Selanjutnya Arumi Tan. Gadis manis berasal dari Asia. Justin sempat beberapa kali jalan dan makan siang bersama dengan gadis ini. Tapi Justin tidak suka kepribadiannya. Arumi terlalu cerewet, menurutnya. Ia tidak suka pada gadis yang cerewet. Gadis yang seperti itu selalu dihindarinya sejak awal. Dan Arumi langsung di black list dari daftarnya.
Hingga mencapai gadis yang ketujuh, Justin tetap tidak bisa mendapatkan gadis yang cocok. Ada saja sifat gadis itu yang tak disukainya. Justin mendengus frustasi. Hingga ia terlonjak kaget mendengar bunyi bel apartementnya. Ia yakin itu pasti Ryan. Dengan langkah terseok khas orang frustasi, ia mambukakan pintu untuk Ryan.
"Wajahmu kenapa kusut begitu?" kalimat pertama yang Ryan lontarkan membuat wajah Justin semakin kusut. Ryan bahkan terbahak melihat wajah sahabatnya itu.
"Kau akan tetap tertawa atau masuk ke dalam?" kata Justin datar. Ryan menahan tawanya dan ikut masuk ke dalam apartement Justin. Dengan santainya Ryan menjatuhkan dirinya pada sofa empuk Justin seakan-akan apartement itu adalah miliknya, bukan milik Justin.
"Kau tamu terkurang ajar yang pernah ku kenal," canda Justin seraya meninju lengan Ryan. Ryan hanya tertawa seraya menguasai televisi Justin. Ia memilih menonton pertandingan tinju yang sedang menampilkan pemain favoritnya.
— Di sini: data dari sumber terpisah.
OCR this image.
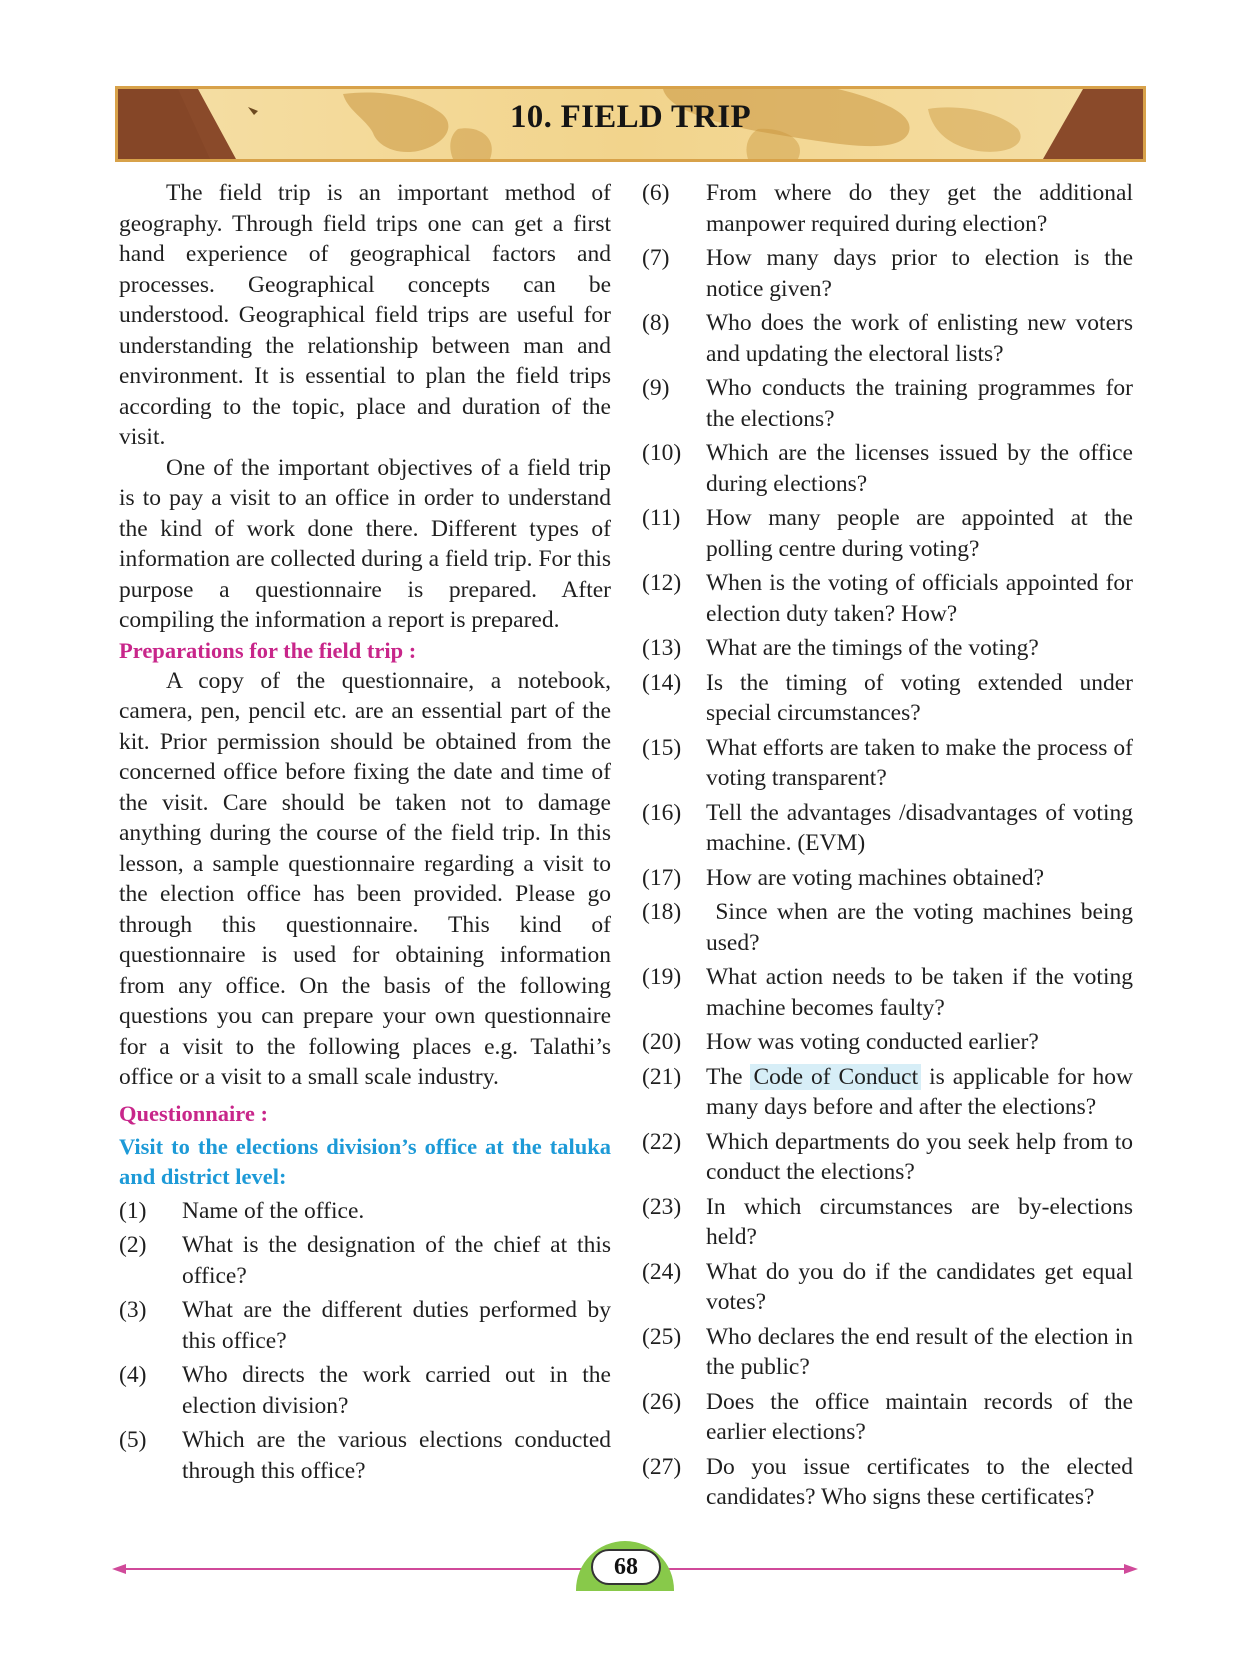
10. FIELD TRIP

The field trip is an important method of geography. Through field trips one can get a first hand experience of geographical factors and processes. Geographical concepts can be understood. Geographical field trips are useful for understanding the relationship between man and environment. It is essential to plan the field trips according to the topic, place and duration of the visit.

One of the important objectives of a field trip is to pay a visit to an office in order to understand the kind of work done there. Different types of information are collected during a field trip. For this purpose a questionnaire is prepared. After compiling the information a report is prepared.

Preparations for the field trip :

A copy of the questionnaire, a notebook, camera, pen, pencil etc. are an essential part of the kit. Prior permission should be obtained from the concerned office before fixing the date and time of the visit. Care should be taken not to damage anything during the course of the field trip. In this lesson, a sample questionnaire regarding a visit to the election office has been provided. Please go through this questionnaire. This kind of questionnaire is used for obtaining information from any office. On the basis of the following questions you can prepare your own questionnaire for a visit to the following places e.g. Talathi’s office or a visit to a small scale industry.

Questionnaire :
Visit to the elections division’s office at the taluka and district level:
(1)	Name of the office.
(2)	What is the designation of the chief at this office?
(3)	What are the different duties performed by this office?
(4)	Who directs the work carried out in the election division?
(5)	Which are the various elections conducted through this office?
(6)	From where do they get the additional manpower required during election?
(7)	How many days prior to election is the notice given?
(8)	Who does the work of enlisting new voters and updating the electoral lists?
(9)	Who conducts the training programmes for the elections?
(10)	Which are the licenses issued by the office during elections?
(11)	How many people are appointed at the polling centre during voting?
(12)	When is the voting of officials appointed for election duty taken? How?
(13)	What are the timings of the voting?
(14)	Is the timing of voting extended under special circumstances?
(15)	What efforts are taken to make the process of voting transparent?
(16)	Tell the advantages /disadvantages of voting machine. (EVM)
(17)	How are voting machines obtained?
(18)	Since when are the voting machines being used?
(19)	What action needs to be taken if the voting machine becomes faulty?
(20)	How was voting conducted earlier?
(21)	The Code of Conduct is applicable for how many days before and after the elections?
(22)	Which departments do you seek help from to conduct the elections?
(23)	In which circumstances are by-elections held?
(24)	What do you do if the candidates get equal votes?
(25)	Who declares the end result of the election in the public?
(26)	Does the office maintain records of the earlier elections?
(27)	Do you issue certificates to the elected candidates? Who signs these certificates?
68
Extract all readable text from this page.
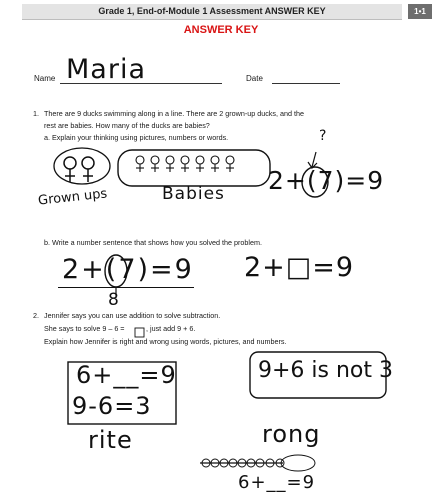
Grade 1, End-of-Module 1 Assessment ANSWER KEY	1•1
ANSWER KEY
Name Maria	Date
1. There are 9 ducks swimming along in a line. There are 2 grown-up ducks, and the
rest are babies. How many of the ducks are babies?
a. Explain your thinking using pictures, numbers or words.	?
Grown ups	Babies 2+(7)=9
b. Write a number sentence that shows how you solved the problem.
2+(7)=9
8
2+□=9
2. Jennifer says you can use addition to solve subtraction.
She says to solve 9 – 6 =	, just add 9 + 6.
Explain how Jennifer is right and wrong using words, pictures, and numbers.
6+__=9
9-6=3
rite
9+6 is not 3
rong
6+__=9
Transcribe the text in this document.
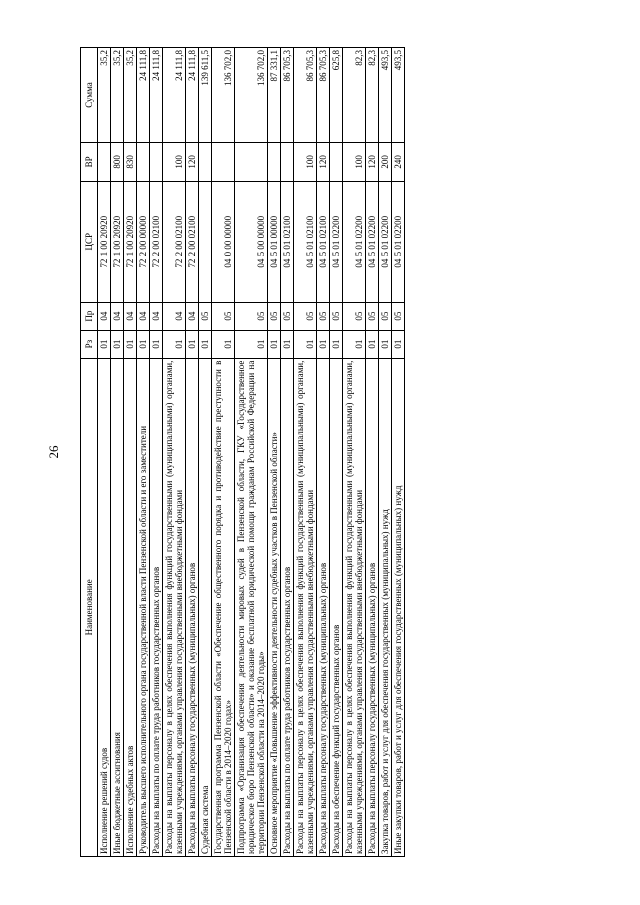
26
Наименование	Рз	Пр	ЦСР	ВР	Сумма
Исполнение решений судов	01	04	72 1 00 20920		35,2
Иные бюджетные ассигнования	01	04	72 1 00 20920	800	35,2
Исполнение судебных актов	01	04	72 1 00 20920	830	35,2
Руководитель высшего исполнительного органа государственной власти Пензенской области и его заместители	01	04	72 2 00 00000		24 111,8
Расходы на выплаты по оплате труда работников государственных органов	01	04	72 2 00 02100		24 111,8
Расходы на выплаты персоналу в целях обеспечения выполнения функций государственными (муниципальными) органами, казенными учреждениями, органами управления государственными внебюджетными фондами	01	04	72 2 00 02100	100	24 111,8
Расходы на выплаты персоналу государственных (муниципальных) органов	01	04	72 2 00 02100	120	24 111,8
Судебная система	01	05			139 611,5
Государственная программа Пензенской области «Обеспечение общественного порядка и противодействие преступности в Пензенской области в 2014–2020 годах»	01	05	04 0 00 00000		136 702,0
Подпрограмма «Организация обеспечения деятельности мировых судей в Пензенской области, ГКУ «Государственное юридическое бюро Пензенской области» и оказание бесплатной юридической помощи гражданам Российской Федерации на территории Пензенской области на 2014–2020 годы»	01	05	04 5 00 00000		136 702,0
Основное мероприятие «Повышение эффективности деятельности судебных участков в Пензенской области»	01	05	04 5 01 00000		87 331,1
Расходы на выплаты по оплате труда работников государственных органов	01	05	04 5 01 02100		86 705,3
Расходы на выплаты персоналу в целях обеспечения выполнения функций государственными (муниципальными) органами, казенными учреждениями, органами управления государственными внебюджетными фондами	01	05	04 5 01 02100	100	86 705,3
Расходы на выплаты персоналу государственных (муниципальных) органов	01	05	04 5 01 02100	120	86 705,3
Расходы на обеспечение функций государственных органов	01	05	04 5 01 02200		625,8
Расходы на выплаты персоналу в целях обеспечения выполнения функций государственными (муниципальными) органами, казенными учреждениями, органами управления государственными внебюджетными фондами	01	05	04 5 01 02200	100	82,3
Расходы на выплаты персоналу государственных (муниципальных) органов	01	05	04 5 01 02200	120	82,3
Закупка товаров, работ и услуг для обеспечения государственных (муниципальных) нужд	01	05	04 5 01 02200	200	493,5
Иные закупки товаров, работ и услуг для обеспечения государственных (муниципальных) нужд	01	05	04 5 01 02200	240	493,5
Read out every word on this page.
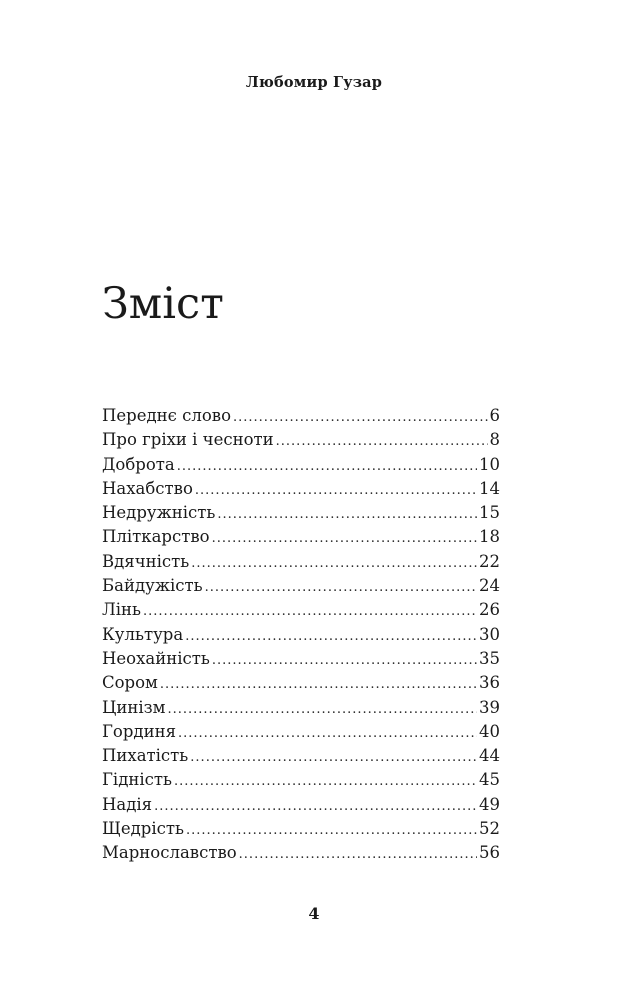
Любомир Гузар
Зміст
Переднє слово .....	6
Про гріхи і чесноти .....	8
Доброта .....	10
Нахабство .....	14
Недружність .....	15
Пліткарство .....	18
Вдячність .....	22
Байдужість .....	24
Лінь .....	26
Культура .....	30
Неохайність .....	35
Сором .....	36
Цинізм .....	39
Гординя .....	40
Пихатість .....	44
Гідність .....	45
Надія .....	49
Щедрість .....	52
Марнославство .....	56
4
"Tangkap, Yan." Justin melempar minuman kaleng yang dengan lihai ditangkap Ryan. Dengan segera Ryan membuka minuman itu dan meneguknya. Macet yang menjebaknya tadi membuatnya dehidrasi.
"Jadi apa masalahmu, Buddy?" tanya Ryan.
"Kau tahu, aku mengalami hari tersial dalam hidupku hari ini." Justin menceritakan apa saja yang terjadi hari ini padanya. Mulai dari Sophia, gadis gila –panggilan Justin untuk gadis itu, macet hingga ibunya. Tawa Ryan berhasil meledak sat Justin bercerita tentang gadis gila yang menendang tulang keringnya. Tawa Ryan tak kalah heboh saat Justin mengatakan tentang rencana bodoh ibunya.
"Mom benar-benar akan menjodohkanmu dengan Sophia?" Ryan memanggil Jenna dengan sebutan Mom juga karena ia sudah begitu dekat dengan keluarga Justin. Begitupun Justin.
"Ya. Kau tahu, aku gila karena ini semua. Frustasi lebih tepatnya. Aku tidak ingin dijodohkan dengan Sophia dan aku juga tidak bisa mencari kekasih dalam kurun waktu satu minggu. Kau harus membantuku, Yan." Justin mengguncang-guncang tubuh Ryan hebat. Ryan sampai harus mendorong Justin kuat agar Justin menghentikan aksinya.
"Kau seperti wanita jika seperti ini. Kau harus menenangkan dirimu terlebih dahulu, baru kita pikirkan cara yang tepat." Ryan cukup iba melihat sahabatnya kali ini. Justin benar-benar frustasi.
"Aku sudah berpikir dari tadi dan tidak menemukan satupun cara yang tepat. Kau harus membantuku," desak Justin pada Ryan. Kali ini suaranya seperti anak kecil yang merengek meminta permen pada ayahnya. Ryan memutar matanya jengah. Dia tidak punya pilihan lain selain memang membantu Justin mencari solusi akan masalahnya.
"Baiklah baiklah. Biarkan aku berpikir terlebih dahulu." Ryan meletakkan jari telunjuknya tepat di tengah-tengah keningnya. Ia mengetuknya beberapa kali, memaksa otaknya berpikir.
"Bagaimana jika kau memilih salah satu dari gadis yang tertarik padamu?" saran Ryan setelah berpikir beberap saat. Justin menggeleng.
"Tidak. Aku sudah memikirkan itu tadi dan aku tidak menemukan yang tepat," desah Justin kecewa. Ryan mengangguk, lalu mencoba kembali berpikir.
"Kembali pada mantan kekasihmu?"
"TIDAK! Aku tidak setuju dengan itu," tolak Justin keras. Ryan berdecak kesal. Lalu cara apalagi?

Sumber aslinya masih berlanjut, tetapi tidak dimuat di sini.